His administration has also announced a comprehensive internal review of eight Smithsonian museums to “celebrate American exceptionalism, remove divisive or partisan narratives, and restore confidence in our shared cultural institutions.” In a social media post, the President said he’s targeting “the last remaining segment of WOKE,” noting “everything discussed is how horrible our Country is, how bad Slavery was, and how unaccomplished the downtrodden have been.”

And this intimidation has seemingly spread to entertainment media, where skeptics – including me — still question whether the timing of Paramount’s announcement that it was canceling Stephen Colbert’s The Late Show in May, was designed to curry favor with the administration and help earn approval for its merger with Skydance, which came a few weeks later.

But there seems to be a lot going on here beyond simply exerting control. And I really enjoyed digging into the issue Friday with one of best political reporters I know, Domenico Montenaro on the NPR Politics Podcast.

You can listen to our conversation here. And there’s a different, shorter conversation we had along the same lines for All Things Considered on Friday that you can listen to here.

For those who have been following the President’s actions closely, this likely won’t seem like news. But I do still think it is important to talk a bit about what else is going on here.

Beyond exerting literal control, Trump also dominates by spreading fear and uncertainty.
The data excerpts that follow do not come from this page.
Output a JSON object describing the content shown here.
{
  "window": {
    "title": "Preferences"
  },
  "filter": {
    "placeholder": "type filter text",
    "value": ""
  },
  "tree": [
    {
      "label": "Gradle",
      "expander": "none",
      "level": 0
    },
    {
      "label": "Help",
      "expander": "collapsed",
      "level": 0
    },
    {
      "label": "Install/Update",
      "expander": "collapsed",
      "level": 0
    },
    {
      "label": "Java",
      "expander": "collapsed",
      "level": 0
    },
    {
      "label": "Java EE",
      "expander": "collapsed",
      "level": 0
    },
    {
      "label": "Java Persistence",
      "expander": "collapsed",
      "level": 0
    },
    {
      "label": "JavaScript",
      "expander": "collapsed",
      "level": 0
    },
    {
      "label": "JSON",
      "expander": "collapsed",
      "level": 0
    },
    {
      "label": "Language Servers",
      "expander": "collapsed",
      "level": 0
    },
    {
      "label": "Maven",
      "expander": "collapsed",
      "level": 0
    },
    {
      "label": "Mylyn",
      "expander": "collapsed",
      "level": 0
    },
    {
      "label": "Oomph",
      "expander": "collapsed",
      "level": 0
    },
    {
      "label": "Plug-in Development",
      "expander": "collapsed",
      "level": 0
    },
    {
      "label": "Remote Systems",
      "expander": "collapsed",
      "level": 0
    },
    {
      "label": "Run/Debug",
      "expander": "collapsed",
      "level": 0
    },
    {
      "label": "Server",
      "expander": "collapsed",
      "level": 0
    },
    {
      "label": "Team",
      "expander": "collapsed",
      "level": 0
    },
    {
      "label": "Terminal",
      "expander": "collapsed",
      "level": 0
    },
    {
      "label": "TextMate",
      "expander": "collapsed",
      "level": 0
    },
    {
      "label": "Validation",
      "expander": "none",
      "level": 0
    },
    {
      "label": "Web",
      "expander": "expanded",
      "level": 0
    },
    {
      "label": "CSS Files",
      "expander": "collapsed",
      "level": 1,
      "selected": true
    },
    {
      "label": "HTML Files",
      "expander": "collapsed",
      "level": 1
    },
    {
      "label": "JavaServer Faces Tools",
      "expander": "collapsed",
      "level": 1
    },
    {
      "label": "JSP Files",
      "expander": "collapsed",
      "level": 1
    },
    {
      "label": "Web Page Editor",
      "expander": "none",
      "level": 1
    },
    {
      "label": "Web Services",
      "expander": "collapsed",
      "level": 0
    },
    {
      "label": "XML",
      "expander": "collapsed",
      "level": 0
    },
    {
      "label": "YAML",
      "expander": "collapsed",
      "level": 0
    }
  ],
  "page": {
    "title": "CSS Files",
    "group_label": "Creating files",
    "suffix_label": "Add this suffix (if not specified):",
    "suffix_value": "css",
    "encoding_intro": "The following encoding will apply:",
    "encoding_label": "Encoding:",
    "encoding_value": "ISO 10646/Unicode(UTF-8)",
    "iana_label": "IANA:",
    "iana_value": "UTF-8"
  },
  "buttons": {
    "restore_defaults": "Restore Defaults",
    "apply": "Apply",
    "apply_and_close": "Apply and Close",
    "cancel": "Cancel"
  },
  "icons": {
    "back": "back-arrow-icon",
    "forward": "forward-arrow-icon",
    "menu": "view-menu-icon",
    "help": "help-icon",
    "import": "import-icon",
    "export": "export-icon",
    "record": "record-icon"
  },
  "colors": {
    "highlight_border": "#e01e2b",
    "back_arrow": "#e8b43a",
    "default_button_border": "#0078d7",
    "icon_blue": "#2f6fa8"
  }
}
What is also notable about his efforts to control the arts is how little specificity there is to his demands, beyond general criticism of diversity values and an insistence on loyalty/fealty to him. What exactly will the museums be judged on? And who will be doing the judging? Trump says he was involved with selecting the roster of Kennedy Center honorees this time around, but why exactly was this group picked, and what did the potential honorees he excluded for being too woke actually do?
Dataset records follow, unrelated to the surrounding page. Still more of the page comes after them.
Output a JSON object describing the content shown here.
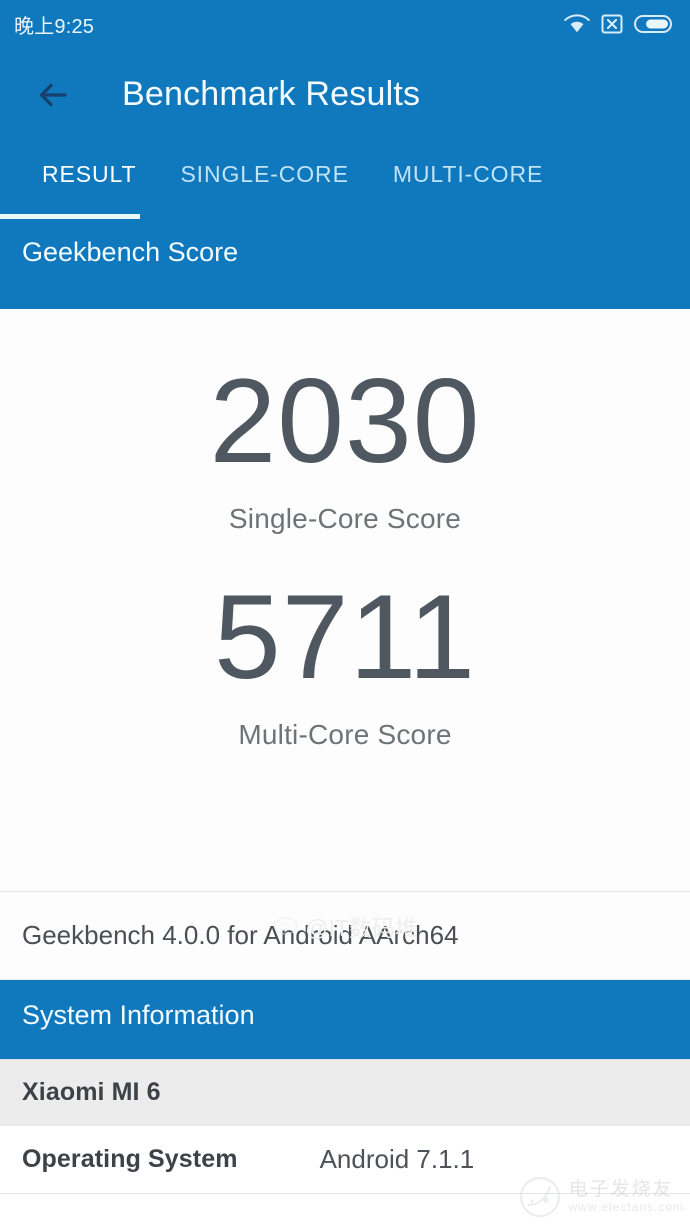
{
  "statusbar": {
    "time": "晚上9:25",
    "icons": [
      "wifi-icon",
      "no-signal-icon",
      "battery-icon"
    ]
  },
  "appbar": {
    "back_icon": "back-arrow-icon",
    "title": "Benchmark Results"
  },
  "tabs": [
    {
      "label": "RESULT",
      "active": true
    },
    {
      "label": "SINGLE-CORE",
      "active": false
    },
    {
      "label": "MULTI-CORE",
      "active": false
    }
  ],
  "sections": {
    "geekbench_score_header": "Geekbench Score",
    "system_information_header": "System Information"
  },
  "scores": [
    {
      "value": "2030",
      "label": "Single-Core Score"
    },
    {
      "value": "5711",
      "label": "Multi-Core Score"
    }
  ],
  "version_row": "Geekbench 4.0.0 for Android AArch64",
  "system_information": {
    "device": "Xiaomi MI 6",
    "rows": [
      {
        "key": "Operating System",
        "value": "Android 7.1.1"
      }
    ]
  },
  "watermarks": {
    "weibo": "@IT数码堆",
    "site_cn": "电子发烧友",
    "site_url": "www.elecfans.com"
  },
  "colors": {
    "accent_blue": "#1078bd",
    "score_text": "#4f5860",
    "device_row_bg": "#ececec"
  }
}
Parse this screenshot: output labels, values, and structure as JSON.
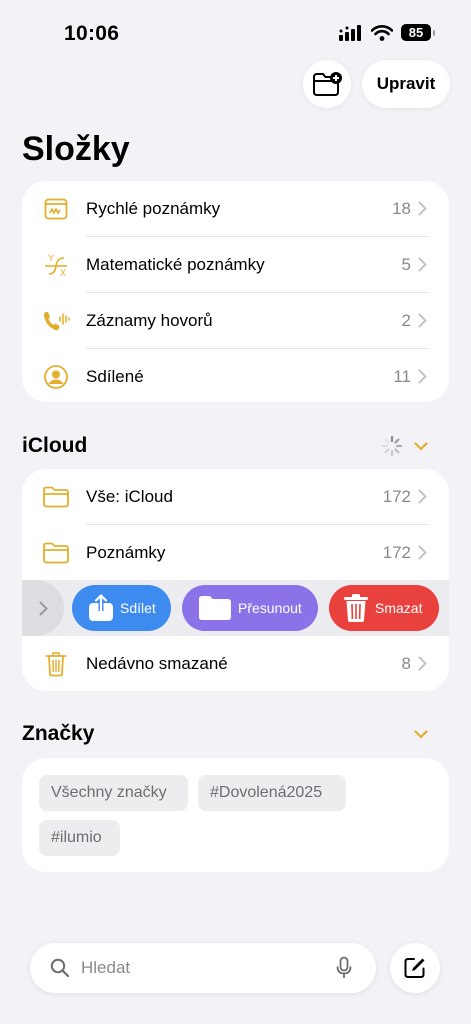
{
  "status": {
    "time": "10:06",
    "battery": "85"
  },
  "toolbar": {
    "edit_label": "Upravit"
  },
  "page_title": "Složky",
  "colors": {
    "accent": "#E3AE2B",
    "share": "#3E8BEF",
    "move": "#8B72E8",
    "delete": "#E9423E"
  },
  "quick_folders": [
    {
      "label": "Rychlé poznámky",
      "count": "18",
      "icon": "quick-notes-icon"
    },
    {
      "label": "Matematické poznámky",
      "count": "5",
      "icon": "math-notes-icon"
    },
    {
      "label": "Záznamy hovorů",
      "count": "2",
      "icon": "call-recording-icon"
    },
    {
      "label": "Sdílené",
      "count": "11",
      "icon": "shared-person-icon"
    }
  ],
  "icloud": {
    "title": "iCloud",
    "folders": [
      {
        "label": "Vše: iCloud",
        "count": "172",
        "icon": "folder-icon"
      },
      {
        "label": "Poznámky",
        "count": "172",
        "icon": "folder-icon"
      }
    ],
    "swipe_actions": {
      "share": "Sdílet",
      "move": "Přesunout",
      "delete": "Smazat"
    },
    "recently_deleted": {
      "label": "Nedávno smazané",
      "count": "8",
      "icon": "trash-icon"
    }
  },
  "tags": {
    "title": "Značky",
    "items": [
      "Všechny značky",
      "#Dovolená2025",
      "#ilumio"
    ]
  },
  "search": {
    "placeholder": "Hledat"
  }
}
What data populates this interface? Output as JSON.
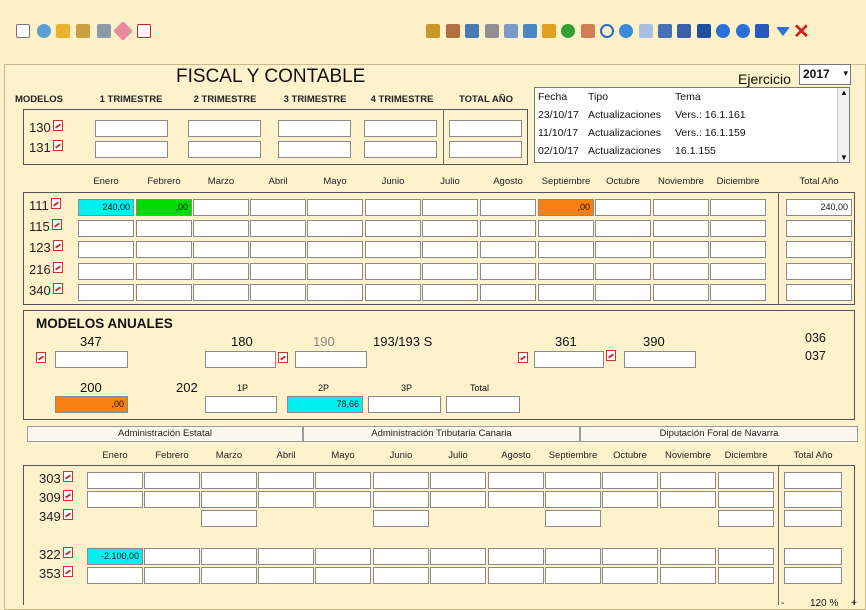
{
  "title": "FISCAL Y CONTABLE",
  "ejercicio": {
    "label": "Ejercicio",
    "value": "2017"
  },
  "toolbar_left_icons": [
    "new-doc-icon",
    "search-icon",
    "edit-icon",
    "bank-icon",
    "calculator-icon",
    "eraser-icon",
    "pdf-icon"
  ],
  "toolbar_right_icons": [
    "binoculars-icon",
    "users-icon",
    "report-icon",
    "tools-icon",
    "link-icon",
    "folder-icon",
    "save-icon",
    "check-icon",
    "group-icon",
    "undo-icon",
    "refresh-icon",
    "notes-icon",
    "chart-icon",
    "book-icon",
    "graduate-icon",
    "info-icon",
    "help-icon",
    "bookmark-icon",
    "dropdown-icon",
    "close-icon"
  ],
  "quarterly": {
    "headers": [
      "MODELOS",
      "1 TRIMESTRE",
      "2 TRIMESTRE",
      "3 TRIMESTRE",
      "4 TRIMESTRE",
      "TOTAL AÑO"
    ],
    "rows": [
      {
        "label": "130",
        "values": [
          "",
          "",
          "",
          "",
          ""
        ]
      },
      {
        "label": "131",
        "values": [
          "",
          "",
          "",
          "",
          ""
        ]
      }
    ]
  },
  "log": {
    "headers": [
      "Fecha",
      "Tipo",
      "Tema"
    ],
    "rows": [
      [
        "23/10/17",
        "Actualizaciones",
        "Vers.: 16.1.161"
      ],
      [
        "11/10/17",
        "Actualizaciones",
        "Vers.: 16.1.159"
      ],
      [
        "02/10/17",
        "Actualizaciones",
        "16.1.155"
      ]
    ]
  },
  "monthly": {
    "months": [
      "Enero",
      "Febrero",
      "Marzo",
      "Abril",
      "Mayo",
      "Junio",
      "Julio",
      "Agosto",
      "Septiembre",
      "Octubre",
      "Noviembre",
      "Diciembre"
    ],
    "total_label": "Total Año",
    "rows": [
      {
        "label": "111",
        "values": [
          "240,00",
          ",00",
          "",
          "",
          "",
          "",
          "",
          "",
          ",00",
          "",
          "",
          ""
        ],
        "total": "240,00"
      },
      {
        "label": "115",
        "values": [
          "",
          "",
          "",
          "",
          "",
          "",
          "",
          "",
          "",
          "",
          "",
          ""
        ],
        "total": ""
      },
      {
        "label": "123",
        "values": [
          "",
          "",
          "",
          "",
          "",
          "",
          "",
          "",
          "",
          "",
          "",
          ""
        ],
        "total": ""
      },
      {
        "label": "216",
        "values": [
          "",
          "",
          "",
          "",
          "",
          "",
          "",
          "",
          "",
          "",
          "",
          ""
        ],
        "total": ""
      },
      {
        "label": "340",
        "values": [
          "",
          "",
          "",
          "",
          "",
          "",
          "",
          "",
          "",
          "",
          "",
          ""
        ],
        "total": ""
      }
    ]
  },
  "anuales": {
    "title": "MODELOS ANUALES",
    "m347": "347",
    "m180": "180",
    "m190": "190",
    "m193": "193/193 S",
    "m361": "361",
    "m390": "390",
    "m036": "036",
    "m037": "037",
    "m200": "200",
    "m200_value": ",00",
    "m202": "202",
    "p1": "1P",
    "p2": "2P",
    "p3": "3P",
    "total": "Total",
    "p2_value": "78,66"
  },
  "tabs": [
    "Administración Estatal",
    "Administración Tributaria Canaria",
    "Diputación Foral de Navarra"
  ],
  "bottom": {
    "months": [
      "Enero",
      "Febrero",
      "Marzo",
      "Abril",
      "Mayo",
      "Junio",
      "Julio",
      "Agosto",
      "Septiembre",
      "Octubre",
      "Noviembre",
      "Diciembre"
    ],
    "total_label": "Total Año",
    "r303": "303",
    "r309": "309",
    "r349": "349",
    "r322": "322",
    "r353": "353",
    "r322_value": "-2.100,00"
  },
  "status": {
    "zoom": "120 %",
    "minus": "-",
    "plus": "+"
  },
  "colors": {
    "cyan": "#00f0f0",
    "green": "#00dc00",
    "orange": "#f78010",
    "bg": "#fcf0c8"
  }
}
This vagueness about criteria coupled with a devastating punishment keeps people off balance, makes it tough for them to push back against criticism or figure how to work around what they are demanded to do. It also encourages his supporters to innovate their own ways of showing their loyalty by enacting what they think might be his will.

The values of expertise and ability are replaced by loyalty and fealty to Trump and his ideology.
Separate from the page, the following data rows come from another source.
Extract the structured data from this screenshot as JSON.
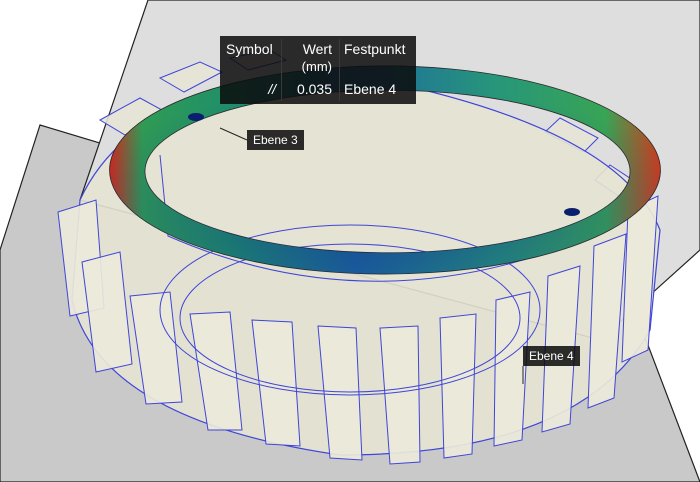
{
  "tolerance_table": {
    "headers": {
      "symbol": "Symbol",
      "value": "Wert",
      "value_unit": "(mm)",
      "datum": "Festpunkt"
    },
    "row": {
      "symbol": "//",
      "value": "0.035",
      "datum": "Ebene 4"
    }
  },
  "plane_labels": {
    "upper": "Ebene 3",
    "lower": "Ebene 4"
  },
  "colors": {
    "plane": "#c9c9c9",
    "gear_body": "#e5e3d2",
    "edge": "#3f45d8",
    "heatmap_low": "#123a9a",
    "heatmap_mid": "#1f9a63",
    "heatmap_high": "#d2261d"
  },
  "icons": {
    "parallelism": "parallelism-symbol"
  }
}
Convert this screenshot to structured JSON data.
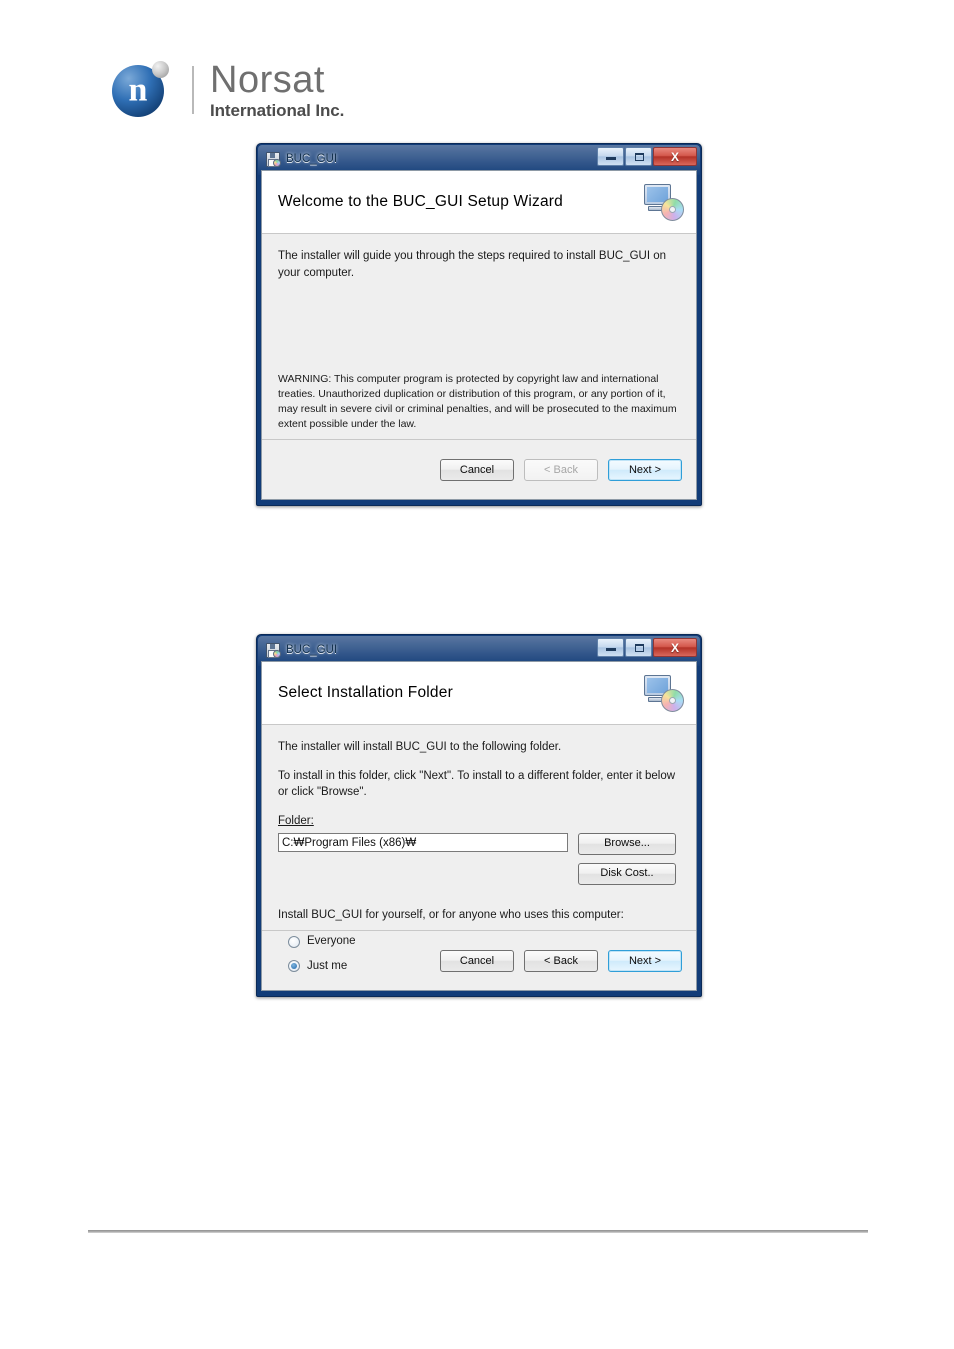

Past presidents were mostly content to hire qualified experts – historians, curators, academics, artists, administrators – and let them decide what should go in a museum or get an honor from the Kennedy Center, using their professional judgment. Now, all of that takes a back seat to supporting Trump’s vision, regardless of how it jibes with actual history of facts.

Trump seems to crave recognition and honors from the institutions he is subverting.

In the same way he has insulted the New York Times while also agitating for it to cover him, or pleads for a Nobel Prize while criticizing the honor which went to Barack Obama, there is a sense that Trump enjoys forcing loyalty from cultural institutions which may have considered him unworthy of attention before he became president.

Even as Republican loyalists in Congress try to have the Kenney Center’s Opera House named after First Lady Melania Trump, the President plans to become the first president to host the honors ceremony, revealing he always wanted to get one, himself.

It’s a vibe war: Trump makes supporters feel good by erasing parts of American history where the country oppressed minority groups, especially Black people.

The biggest moral advantage civil rights advocates have had in recent decades is the general acknowledgement that America legally victimized and oppressed non-white people, especially Black people, for hundreds of years.

Trump is trying to erase that advantage by disappearing the history from museums and schools while selling the ridiculous idea that remembering that past is somehow unfair or an affront to the country.

It is, instead, a necessary element for a country built on the contributions of a great many disparate immigrants. To avoid repeating the limiting and horrific sins of the past, they must always be remembered in the present.

As all of this unwinds on multiple fronts, it is difficult for those who believe in the independence of museums, the importance of preserving accurate history, the necessity for artistic freedom and the value of expertise to mount effective pushback.

But it will be key to preserving the quality and effectiveness of American institutions to stay tethered to facts and the truth. Even when its a truth certain presidents have a tough time facing.